Background: Sporadic venous malformation (VM) is associated with the hyperactivating p.L914F mutation in TIE2, a receptor tyrosine kinase essential for vascular development. This mutation is not found in hereditary VM, suggesting incompatibility with life when expressed during early vascular development. Therefore, we utilized a genetic mouse model that expresses TIE2 p.L914F to determine its phenotypical effects during development.

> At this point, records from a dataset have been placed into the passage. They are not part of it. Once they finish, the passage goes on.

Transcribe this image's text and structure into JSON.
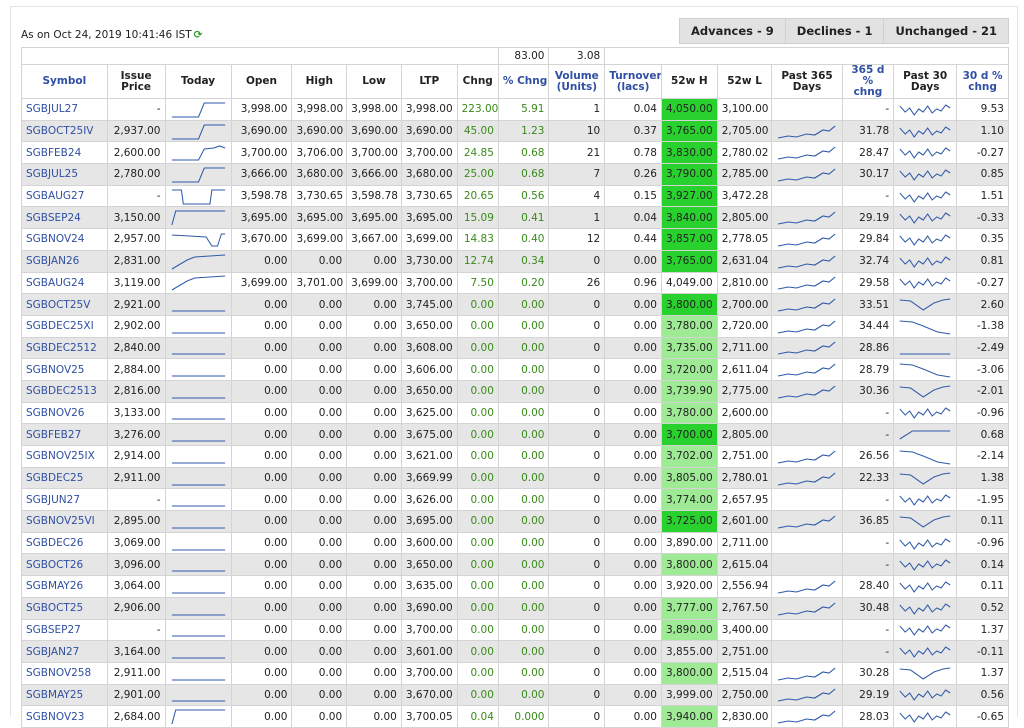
{
  "header": {
    "as_on": "As on Oct 24, 2019 10:41:46 IST",
    "refresh_icon": "refresh-icon",
    "advances": "Advances - 9",
    "declines": "Declines - 1",
    "unchanged": "Unchanged - 21"
  },
  "totals": {
    "pct_chng": "83.00",
    "volume": "3.08"
  },
  "columns": {
    "symbol": "Symbol",
    "issue_price": "Issue Price",
    "today": "Today",
    "open": "Open",
    "high": "High",
    "low": "Low",
    "ltp": "LTP",
    "chng": "Chng",
    "pct_chng": "% Chng",
    "volume": "Volume (Units)",
    "turnover": "Turnover (lacs)",
    "w52h": "52w H",
    "w52l": "52w L",
    "past365": "Past 365 Days",
    "d365chng": "365 d % chng",
    "past30": "Past 30 Days",
    "d30chng": "30 d % chng"
  },
  "colors": {
    "highlight_bright": "#29d12e",
    "highlight_light": "#9fea94",
    "link_blue": "#2f4fa3",
    "change_green": "#3a8a1a",
    "row_stripe": "#e6e6e6"
  },
  "rows": [
    {
      "symbol": "SGBJUL27",
      "issue": "-",
      "open": "3,998.00",
      "high": "3,998.00",
      "low": "3,998.00",
      "ltp": "3,998.00",
      "chng": "223.00",
      "pchng": "5.91",
      "vol": "1",
      "turn": "0.04",
      "h52": "4,050.00",
      "h52hl": "bright",
      "l52": "3,100.00",
      "d365": "-",
      "d30": "9.53",
      "today": "step_up",
      "p365": "none",
      "p30": "zig"
    },
    {
      "symbol": "SGBOCT25IV",
      "issue": "2,937.00",
      "open": "3,690.00",
      "high": "3,690.00",
      "low": "3,690.00",
      "ltp": "3,690.00",
      "chng": "45.00",
      "pchng": "1.23",
      "vol": "10",
      "turn": "0.37",
      "h52": "3,765.00",
      "h52hl": "bright",
      "l52": "2,705.00",
      "d365": "31.78",
      "d30": "1.10",
      "today": "step_up",
      "p365": "rise",
      "p30": "zig"
    },
    {
      "symbol": "SGBFEB24",
      "issue": "2,600.00",
      "open": "3,700.00",
      "high": "3,706.00",
      "low": "3,700.00",
      "ltp": "3,700.00",
      "chng": "24.85",
      "pchng": "0.68",
      "vol": "21",
      "turn": "0.78",
      "h52": "3,830.00",
      "h52hl": "bright",
      "l52": "2,780.02",
      "d365": "28.47",
      "d30": "-0.27",
      "today": "step_up_bump",
      "p365": "rise",
      "p30": "zig"
    },
    {
      "symbol": "SGBJUL25",
      "issue": "2,780.00",
      "open": "3,666.00",
      "high": "3,680.00",
      "low": "3,666.00",
      "ltp": "3,680.00",
      "chng": "25.00",
      "pchng": "0.68",
      "vol": "7",
      "turn": "0.26",
      "h52": "3,790.00",
      "h52hl": "bright",
      "l52": "2,785.00",
      "d365": "30.17",
      "d30": "0.85",
      "today": "step_up",
      "p365": "rise",
      "p30": "zig"
    },
    {
      "symbol": "SGBAUG27",
      "issue": "-",
      "open": "3,598.78",
      "high": "3,730.65",
      "low": "3,598.78",
      "ltp": "3,730.65",
      "chng": "20.65",
      "pchng": "0.56",
      "vol": "4",
      "turn": "0.15",
      "h52": "3,927.00",
      "h52hl": "bright",
      "l52": "3,472.28",
      "d365": "-",
      "d30": "1.51",
      "today": "valley",
      "p365": "none",
      "p30": "zig"
    },
    {
      "symbol": "SGBSEP24",
      "issue": "3,150.00",
      "open": "3,695.00",
      "high": "3,695.00",
      "low": "3,695.00",
      "ltp": "3,695.00",
      "chng": "15.09",
      "pchng": "0.41",
      "vol": "1",
      "turn": "0.04",
      "h52": "3,840.00",
      "h52hl": "bright",
      "l52": "2,805.00",
      "d365": "29.19",
      "d30": "-0.33",
      "today": "step_up_early",
      "p365": "rise",
      "p30": "zig"
    },
    {
      "symbol": "SGBNOV24",
      "issue": "2,957.00",
      "open": "3,670.00",
      "high": "3,699.00",
      "low": "3,667.00",
      "ltp": "3,699.00",
      "chng": "14.83",
      "pchng": "0.40",
      "vol": "12",
      "turn": "0.44",
      "h52": "3,857.00",
      "h52hl": "bright",
      "l52": "2,778.05",
      "d365": "29.84",
      "d30": "0.35",
      "today": "dip_up",
      "p365": "rise",
      "p30": "zig"
    },
    {
      "symbol": "SGBJAN26",
      "issue": "2,831.00",
      "open": "0.00",
      "high": "0.00",
      "low": "0.00",
      "ltp": "3,730.00",
      "chng": "12.74",
      "pchng": "0.34",
      "vol": "0",
      "turn": "0.00",
      "h52": "3,765.00",
      "h52hl": "bright",
      "l52": "2,631.04",
      "d365": "32.74",
      "d30": "0.81",
      "today": "ramp",
      "p365": "rise",
      "p30": "zig"
    },
    {
      "symbol": "SGBAUG24",
      "issue": "3,119.00",
      "open": "3,699.00",
      "high": "3,701.00",
      "low": "3,699.00",
      "ltp": "3,700.00",
      "chng": "7.50",
      "pchng": "0.20",
      "vol": "26",
      "turn": "0.96",
      "h52": "4,049.00",
      "h52hl": "none",
      "l52": "2,810.00",
      "d365": "29.58",
      "d30": "-0.27",
      "today": "ramp",
      "p365": "rise",
      "p30": "zig"
    },
    {
      "symbol": "SGBOCT25V",
      "issue": "2,921.00",
      "open": "0.00",
      "high": "0.00",
      "low": "0.00",
      "ltp": "3,745.00",
      "chng": "0.00",
      "pchng": "0.00",
      "vol": "0",
      "turn": "0.00",
      "h52": "3,800.00",
      "h52hl": "bright",
      "l52": "2,700.00",
      "d365": "33.51",
      "d30": "2.60",
      "today": "flat",
      "p365": "rise",
      "p30": "v"
    },
    {
      "symbol": "SGBDEC25XI",
      "issue": "2,902.00",
      "open": "0.00",
      "high": "0.00",
      "low": "0.00",
      "ltp": "3,650.00",
      "chng": "0.00",
      "pchng": "0.00",
      "vol": "0",
      "turn": "0.00",
      "h52": "3,780.00",
      "h52hl": "light",
      "l52": "2,720.00",
      "d365": "34.44",
      "d30": "-1.38",
      "today": "flat",
      "p365": "rise",
      "p30": "fall"
    },
    {
      "symbol": "SGBDEC2512",
      "issue": "2,840.00",
      "open": "0.00",
      "high": "0.00",
      "low": "0.00",
      "ltp": "3,608.00",
      "chng": "0.00",
      "pchng": "0.00",
      "vol": "0",
      "turn": "0.00",
      "h52": "3,735.00",
      "h52hl": "light",
      "l52": "2,711.00",
      "d365": "28.86",
      "d30": "-2.49",
      "today": "flat",
      "p365": "rise",
      "p30": "flat"
    },
    {
      "symbol": "SGBNOV25",
      "issue": "2,884.00",
      "open": "0.00",
      "high": "0.00",
      "low": "0.00",
      "ltp": "3,606.00",
      "chng": "0.00",
      "pchng": "0.00",
      "vol": "0",
      "turn": "0.00",
      "h52": "3,720.00",
      "h52hl": "light",
      "l52": "2,611.04",
      "d365": "28.79",
      "d30": "-3.06",
      "today": "flat",
      "p365": "rise",
      "p30": "fall"
    },
    {
      "symbol": "SGBDEC2513",
      "issue": "2,816.00",
      "open": "0.00",
      "high": "0.00",
      "low": "0.00",
      "ltp": "3,650.00",
      "chng": "0.00",
      "pchng": "0.00",
      "vol": "0",
      "turn": "0.00",
      "h52": "3,739.90",
      "h52hl": "light",
      "l52": "2,775.00",
      "d365": "30.36",
      "d30": "-2.01",
      "today": "flat",
      "p365": "rise",
      "p30": "v"
    },
    {
      "symbol": "SGBNOV26",
      "issue": "3,133.00",
      "open": "0.00",
      "high": "0.00",
      "low": "0.00",
      "ltp": "3,625.00",
      "chng": "0.00",
      "pchng": "0.00",
      "vol": "0",
      "turn": "0.00",
      "h52": "3,780.00",
      "h52hl": "light",
      "l52": "2,600.00",
      "d365": "-",
      "d30": "-0.96",
      "today": "flat",
      "p365": "none",
      "p30": "zig"
    },
    {
      "symbol": "SGBFEB27",
      "issue": "3,276.00",
      "open": "0.00",
      "high": "0.00",
      "low": "0.00",
      "ltp": "3,675.00",
      "chng": "0.00",
      "pchng": "0.00",
      "vol": "0",
      "turn": "0.00",
      "h52": "3,700.00",
      "h52hl": "bright",
      "l52": "2,805.00",
      "d365": "-",
      "d30": "0.68",
      "today": "flat",
      "p365": "none",
      "p30": "flat_up"
    },
    {
      "symbol": "SGBNOV25IX",
      "issue": "2,914.00",
      "open": "0.00",
      "high": "0.00",
      "low": "0.00",
      "ltp": "3,621.00",
      "chng": "0.00",
      "pchng": "0.00",
      "vol": "0",
      "turn": "0.00",
      "h52": "3,702.00",
      "h52hl": "light",
      "l52": "2,751.00",
      "d365": "26.56",
      "d30": "-2.14",
      "today": "flat",
      "p365": "rise",
      "p30": "fall"
    },
    {
      "symbol": "SGBDEC25",
      "issue": "2,911.00",
      "open": "0.00",
      "high": "0.00",
      "low": "0.00",
      "ltp": "3,669.99",
      "chng": "0.00",
      "pchng": "0.00",
      "vol": "0",
      "turn": "0.00",
      "h52": "3,805.00",
      "h52hl": "light",
      "l52": "2,780.01",
      "d365": "22.33",
      "d30": "1.38",
      "today": "flat",
      "p365": "rise",
      "p30": "v"
    },
    {
      "symbol": "SGBJUN27",
      "issue": "-",
      "open": "0.00",
      "high": "0.00",
      "low": "0.00",
      "ltp": "3,626.00",
      "chng": "0.00",
      "pchng": "0.00",
      "vol": "0",
      "turn": "0.00",
      "h52": "3,774.00",
      "h52hl": "light",
      "l52": "2,657.95",
      "d365": "-",
      "d30": "-1.95",
      "today": "flat",
      "p365": "none",
      "p30": "zig"
    },
    {
      "symbol": "SGBNOV25VI",
      "issue": "2,895.00",
      "open": "0.00",
      "high": "0.00",
      "low": "0.00",
      "ltp": "3,695.00",
      "chng": "0.00",
      "pchng": "0.00",
      "vol": "0",
      "turn": "0.00",
      "h52": "3,725.00",
      "h52hl": "bright",
      "l52": "2,601.00",
      "d365": "36.85",
      "d30": "0.11",
      "today": "flat",
      "p365": "rise",
      "p30": "v"
    },
    {
      "symbol": "SGBDEC26",
      "issue": "3,069.00",
      "open": "0.00",
      "high": "0.00",
      "low": "0.00",
      "ltp": "3,600.00",
      "chng": "0.00",
      "pchng": "0.00",
      "vol": "0",
      "turn": "0.00",
      "h52": "3,890.00",
      "h52hl": "none",
      "l52": "2,711.00",
      "d365": "-",
      "d30": "-0.96",
      "today": "flat",
      "p365": "none",
      "p30": "zig"
    },
    {
      "symbol": "SGBOCT26",
      "issue": "3,096.00",
      "open": "0.00",
      "high": "0.00",
      "low": "0.00",
      "ltp": "3,650.00",
      "chng": "0.00",
      "pchng": "0.00",
      "vol": "0",
      "turn": "0.00",
      "h52": "3,800.00",
      "h52hl": "light",
      "l52": "2,615.04",
      "d365": "-",
      "d30": "0.14",
      "today": "flat",
      "p365": "none",
      "p30": "zig"
    },
    {
      "symbol": "SGBMAY26",
      "issue": "3,064.00",
      "open": "0.00",
      "high": "0.00",
      "low": "0.00",
      "ltp": "3,635.00",
      "chng": "0.00",
      "pchng": "0.00",
      "vol": "0",
      "turn": "0.00",
      "h52": "3,920.00",
      "h52hl": "none",
      "l52": "2,556.94",
      "d365": "28.40",
      "d30": "0.11",
      "today": "flat",
      "p365": "rise",
      "p30": "zig"
    },
    {
      "symbol": "SGBOCT25",
      "issue": "2,906.00",
      "open": "0.00",
      "high": "0.00",
      "low": "0.00",
      "ltp": "3,690.00",
      "chng": "0.00",
      "pchng": "0.00",
      "vol": "0",
      "turn": "0.00",
      "h52": "3,777.00",
      "h52hl": "light",
      "l52": "2,767.50",
      "d365": "30.48",
      "d30": "0.52",
      "today": "flat",
      "p365": "rise",
      "p30": "zig"
    },
    {
      "symbol": "SGBSEP27",
      "issue": "-",
      "open": "0.00",
      "high": "0.00",
      "low": "0.00",
      "ltp": "3,700.00",
      "chng": "0.00",
      "pchng": "0.00",
      "vol": "0",
      "turn": "0.00",
      "h52": "3,890.00",
      "h52hl": "light",
      "l52": "3,400.00",
      "d365": "-",
      "d30": "1.37",
      "today": "flat",
      "p365": "none",
      "p30": "zig"
    },
    {
      "symbol": "SGBJAN27",
      "issue": "3,164.00",
      "open": "0.00",
      "high": "0.00",
      "low": "0.00",
      "ltp": "3,601.00",
      "chng": "0.00",
      "pchng": "0.00",
      "vol": "0",
      "turn": "0.00",
      "h52": "3,855.00",
      "h52hl": "none",
      "l52": "2,751.00",
      "d365": "-",
      "d30": "-0.11",
      "today": "flat",
      "p365": "none",
      "p30": "zig"
    },
    {
      "symbol": "SGBNOV258",
      "issue": "2,911.00",
      "open": "0.00",
      "high": "0.00",
      "low": "0.00",
      "ltp": "3,700.00",
      "chng": "0.00",
      "pchng": "0.00",
      "vol": "0",
      "turn": "0.00",
      "h52": "3,800.00",
      "h52hl": "light",
      "l52": "2,515.04",
      "d365": "30.28",
      "d30": "1.37",
      "today": "flat",
      "p365": "rise",
      "p30": "v"
    },
    {
      "symbol": "SGBMAY25",
      "issue": "2,901.00",
      "open": "0.00",
      "high": "0.00",
      "low": "0.00",
      "ltp": "3,670.00",
      "chng": "0.00",
      "pchng": "0.00",
      "vol": "0",
      "turn": "0.00",
      "h52": "3,999.00",
      "h52hl": "none",
      "l52": "2,750.00",
      "d365": "29.19",
      "d30": "0.56",
      "today": "flat",
      "p365": "rise",
      "p30": "zig"
    },
    {
      "symbol": "SGBNOV23",
      "issue": "2,684.00",
      "open": "0.00",
      "high": "0.00",
      "low": "0.00",
      "ltp": "3,700.05",
      "chng": "0.04",
      "pchng": "0.000",
      "vol": "0",
      "turn": "0.00",
      "h52": "3,940.00",
      "h52hl": "light",
      "l52": "2,830.00",
      "d365": "28.03",
      "d30": "-0.65",
      "today": "step_up_early",
      "p365": "rise",
      "p30": "zig"
    }
  ]
}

Results: B6-Tg(Rosa26-TIE2^L914F)^EBos (TIE2^L914F) mice were generated and then validated for the presence of the transgene. The constitutive endothelial-specific Tie2-Cre line was used to activate expression of the mutant gene during early embryonic development. Tie2-Cre;TIE2^L914F embryos experienced lethality at approximately embryonic day (E)9.5. Three-dimensional imaging of embryos and yolk sacs revealed impaired vascular remodeling in mutant animals, resulting in malformed vasculature with disorganized, dilated, and non-functional blood vessels. The abnormal yolk sac vascular phenotype was not associated with total loss of erythroid cells or increased cell proliferation.

Conclusions: The TIE2^L914F mice used in this study represent a novel genetic model of TIE2 p.L914F-driven vascular disease. This study provides the first experimental evidence that this mutation is incompatible with early prenatal development due to its deleterious effects on the vasculature, illustrating the vital role of balanced TIE2 signaling during vessel development and remodeling.